I primi minuti regalano subito un compendio di pulite chitarre lo-fi alla Mac deMarco, mentre Olivia canta di apocalissi urbane e figure cosmiche (Ciclopedoni; Sifonofori) con la voce suadente da overdose di endorfina alla Cristina Donà e mentre si affacciano, soprattutto nelle code finali, impronosticabili incursioni free jazz di fiati. Le variazioni sul tema si susseguono poi nella tracklist senza perdere la chiara identità ipnagogica e distensiva del lavoro: il funky di Sargran richiama un po' il Battisti crepuscolare dei primi '80; Ciclopedoni pesca persino qualche riff dalla stagione prog; il lungo bridge di Io e il Gigante si colloca praticamente a metà tra i Pink Floyd e uno swing da night club. Li cito non a caso, dal momento che forse è proprio a Time dei quattro londinesi che fa il verso A Triptania. Più estemporanee sembrano invece alcuni interludi come l'afflitta 7 o la ballad più 'standard indie' (per così chiamarla) Woland. L'outro finale è invece il libero sfogo del disagio accumulato: siamo di nuovo davanti agli anni '70 e alla psichedelia, che nella seconda metà del disco sembra diventare la componente predominante.
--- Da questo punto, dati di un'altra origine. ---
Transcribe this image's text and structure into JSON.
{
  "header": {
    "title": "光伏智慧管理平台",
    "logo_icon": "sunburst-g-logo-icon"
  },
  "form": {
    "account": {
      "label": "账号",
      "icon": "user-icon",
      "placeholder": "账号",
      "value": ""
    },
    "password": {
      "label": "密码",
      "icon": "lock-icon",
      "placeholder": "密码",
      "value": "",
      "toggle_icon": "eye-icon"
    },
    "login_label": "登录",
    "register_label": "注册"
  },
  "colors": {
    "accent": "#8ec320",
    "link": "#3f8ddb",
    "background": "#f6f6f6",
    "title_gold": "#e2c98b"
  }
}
In sintesi, Ciclopedoni è un album ricercato, non complicato, ma neanche ad alta digeribilità per il grande pubblico. Il continuo appello all'era lisergica trova anche un suo senso, avendo posto al centro di questa narrazione il disorientamento collettivo di fronte mondo contemporaneo: di qui i synth stralunati, le chitarre sospese, i ritmi fluttuanti. È vero che rischia in più punti di diventare un po' troppo monocorde, ma il disco si merita un plus in pagella già solo per la sfrontatezza di aver voluto affrontare questa sfida senza compromessi radiofonici o con diktat esterni.